Publié le 17/06/2017

Agriculture > Ovins >

Filière ovine. Jeudi 8 juin, le Ciirpo tenait son assemblée générale sur son site. Outre les nombreux dossiers traités en 2016, l’association a été le théâtre de plusieurs événements dont l’inauguration de la nouvelle bergerie.

La dynamique développée par l’équipe du Ciirpo sur la ferme du Mourier à Saint-Priest-Ligoure a été largement soulignée lors de l’assemblée générale du Centre interrégional d’information et de recherche en production ovine jeudi 8 juin.

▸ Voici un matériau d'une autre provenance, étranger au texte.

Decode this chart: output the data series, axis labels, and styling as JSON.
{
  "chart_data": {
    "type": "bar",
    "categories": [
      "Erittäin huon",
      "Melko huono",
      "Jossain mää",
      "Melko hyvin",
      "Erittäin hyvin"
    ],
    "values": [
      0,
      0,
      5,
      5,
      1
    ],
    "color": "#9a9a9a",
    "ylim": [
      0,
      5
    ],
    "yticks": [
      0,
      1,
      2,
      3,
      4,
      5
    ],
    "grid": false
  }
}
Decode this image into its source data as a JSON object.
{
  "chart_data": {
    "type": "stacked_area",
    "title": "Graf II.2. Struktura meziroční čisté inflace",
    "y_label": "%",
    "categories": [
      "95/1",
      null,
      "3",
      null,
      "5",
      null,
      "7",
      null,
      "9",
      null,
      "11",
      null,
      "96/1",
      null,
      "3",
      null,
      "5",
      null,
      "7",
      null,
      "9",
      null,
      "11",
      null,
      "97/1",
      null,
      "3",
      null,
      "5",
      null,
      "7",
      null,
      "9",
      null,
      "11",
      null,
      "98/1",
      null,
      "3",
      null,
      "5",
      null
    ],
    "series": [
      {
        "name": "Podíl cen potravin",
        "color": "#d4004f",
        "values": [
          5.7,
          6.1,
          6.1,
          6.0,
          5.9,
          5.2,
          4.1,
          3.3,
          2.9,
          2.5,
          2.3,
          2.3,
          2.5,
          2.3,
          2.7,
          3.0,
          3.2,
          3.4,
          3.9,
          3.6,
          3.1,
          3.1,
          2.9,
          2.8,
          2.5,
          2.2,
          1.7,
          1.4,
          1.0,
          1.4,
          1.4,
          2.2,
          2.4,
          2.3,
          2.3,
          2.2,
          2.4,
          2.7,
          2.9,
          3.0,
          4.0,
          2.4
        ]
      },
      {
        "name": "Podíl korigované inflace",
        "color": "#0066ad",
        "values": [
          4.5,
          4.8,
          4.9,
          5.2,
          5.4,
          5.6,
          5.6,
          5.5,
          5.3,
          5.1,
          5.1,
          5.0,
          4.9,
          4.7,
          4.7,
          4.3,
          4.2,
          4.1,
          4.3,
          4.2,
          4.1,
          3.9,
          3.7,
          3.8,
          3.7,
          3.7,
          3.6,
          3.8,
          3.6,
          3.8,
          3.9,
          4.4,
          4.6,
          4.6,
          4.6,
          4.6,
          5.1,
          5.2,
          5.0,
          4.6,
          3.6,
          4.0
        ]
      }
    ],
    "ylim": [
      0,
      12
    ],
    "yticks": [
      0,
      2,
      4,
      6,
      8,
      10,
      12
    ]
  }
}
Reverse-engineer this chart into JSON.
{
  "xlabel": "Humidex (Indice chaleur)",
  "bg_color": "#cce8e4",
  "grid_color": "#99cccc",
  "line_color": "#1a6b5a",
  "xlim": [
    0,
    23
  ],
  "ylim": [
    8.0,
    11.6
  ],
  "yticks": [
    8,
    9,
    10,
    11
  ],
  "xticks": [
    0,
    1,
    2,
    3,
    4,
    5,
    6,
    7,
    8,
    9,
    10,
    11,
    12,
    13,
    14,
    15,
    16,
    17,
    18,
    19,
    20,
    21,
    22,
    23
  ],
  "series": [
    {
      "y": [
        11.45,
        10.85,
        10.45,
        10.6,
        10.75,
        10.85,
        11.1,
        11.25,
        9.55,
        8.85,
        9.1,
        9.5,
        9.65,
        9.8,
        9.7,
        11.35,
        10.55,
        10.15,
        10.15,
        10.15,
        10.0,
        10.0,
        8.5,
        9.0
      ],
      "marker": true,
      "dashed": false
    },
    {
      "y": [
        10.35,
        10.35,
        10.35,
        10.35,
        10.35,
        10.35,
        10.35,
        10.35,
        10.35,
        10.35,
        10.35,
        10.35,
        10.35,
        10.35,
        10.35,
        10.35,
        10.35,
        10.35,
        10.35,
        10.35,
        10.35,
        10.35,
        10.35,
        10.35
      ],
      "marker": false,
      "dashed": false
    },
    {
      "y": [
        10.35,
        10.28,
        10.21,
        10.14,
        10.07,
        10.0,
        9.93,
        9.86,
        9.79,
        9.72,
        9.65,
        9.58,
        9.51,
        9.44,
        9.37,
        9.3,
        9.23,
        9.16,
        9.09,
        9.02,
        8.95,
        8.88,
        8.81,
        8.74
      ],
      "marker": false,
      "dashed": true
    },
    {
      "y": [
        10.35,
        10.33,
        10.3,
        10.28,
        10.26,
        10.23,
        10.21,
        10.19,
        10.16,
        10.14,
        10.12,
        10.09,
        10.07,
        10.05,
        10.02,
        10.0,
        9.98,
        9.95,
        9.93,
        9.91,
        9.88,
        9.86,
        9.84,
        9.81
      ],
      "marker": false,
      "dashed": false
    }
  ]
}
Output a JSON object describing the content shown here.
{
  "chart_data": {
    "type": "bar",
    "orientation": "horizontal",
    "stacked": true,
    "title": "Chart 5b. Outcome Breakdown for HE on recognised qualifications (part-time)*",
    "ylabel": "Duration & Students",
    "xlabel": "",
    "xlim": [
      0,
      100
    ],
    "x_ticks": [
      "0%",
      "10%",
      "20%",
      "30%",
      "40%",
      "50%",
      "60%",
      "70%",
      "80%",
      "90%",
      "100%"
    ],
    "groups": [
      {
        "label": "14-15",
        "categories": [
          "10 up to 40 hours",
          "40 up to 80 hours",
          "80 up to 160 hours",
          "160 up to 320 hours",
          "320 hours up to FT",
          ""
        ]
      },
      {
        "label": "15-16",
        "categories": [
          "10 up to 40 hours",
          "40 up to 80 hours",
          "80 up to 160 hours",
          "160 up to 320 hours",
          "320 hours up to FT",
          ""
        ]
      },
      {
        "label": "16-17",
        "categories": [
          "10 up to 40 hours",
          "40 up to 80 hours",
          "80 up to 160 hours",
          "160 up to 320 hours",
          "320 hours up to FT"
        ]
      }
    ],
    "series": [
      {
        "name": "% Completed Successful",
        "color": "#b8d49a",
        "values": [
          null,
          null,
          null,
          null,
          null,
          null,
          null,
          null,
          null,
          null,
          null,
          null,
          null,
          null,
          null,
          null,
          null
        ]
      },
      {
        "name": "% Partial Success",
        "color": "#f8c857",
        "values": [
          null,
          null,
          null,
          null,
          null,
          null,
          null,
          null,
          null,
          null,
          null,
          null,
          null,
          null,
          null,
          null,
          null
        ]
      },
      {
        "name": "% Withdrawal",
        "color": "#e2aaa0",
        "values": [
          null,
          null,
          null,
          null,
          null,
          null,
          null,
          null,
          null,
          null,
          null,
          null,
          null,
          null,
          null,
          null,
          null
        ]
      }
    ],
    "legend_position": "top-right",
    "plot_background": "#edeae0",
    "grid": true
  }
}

Les thèmes de recherche développés sur le site sont nombreux et sans cesse en renouvellement, a rappelé le directeur Denis Gautier lors de la présentation de l’activité du centre. La troupe de brebis qui sert ces expérimentations compte 750 têtes, dont 400 moutons vendéens et 350 croisées romanes - Île-de-France (race prolifique). La saison prochaine, la conduite du troupeau sera réalisée en partie dans une nouvelle bergerie innovante qui vient juste d’être terminée. D’autres opérations vont permettre d’en faire une bergerie connectée, dans le cadre du programme Digiferme initié par Arvalis - Institut du végétal.

C’est à Jean-Pierre Raynaud qu’est revenu l’honneur de couper le ruban pour inaugurer la nouvelle bergerie.(Ph. NP)

Bravos !

De nombreux participants à l’assemblée générale ont salué ces démarches. « C’est important de venir sur le site pour voir ce qui y est fait avec les investissements collectifs, a remarqué Joël Merceron, le directeur de l’Institut de l’élevage. La nouvelle bergerie est dans l’air du moment. Ici, on marie tradition (ndlr : les anciens bâtiments sont utilisés et ont été rénovés en conservant l’esprit du bâti) et modernité. » Il a également salué le travail de l’équipe du Ciirpo qui a été récemment récompensé dans le cadre du concours Ita Innov initié par l’Acta. « L’équipe du Ciirpo est l’équipe innovante de l’année au niveau national, a-t-il ajouté avant de souligner : Ici, ce qui est fait par un institut est exemplaire. Les axes stratégiques dégagés par l’Institut de l’élevage sont présents : il s’agit de faire de la valeur, de s’insérer dans un monde ouvert et numérique (Digiferme - Arvalis), de fédérer les énergies (en réunissant 62 partenaires, c’est un pari réussi), de travailler le dialogue avec la société grâce à un très important travail de communication et de renforcer l’impact de la recherche grâce à la diffusion. »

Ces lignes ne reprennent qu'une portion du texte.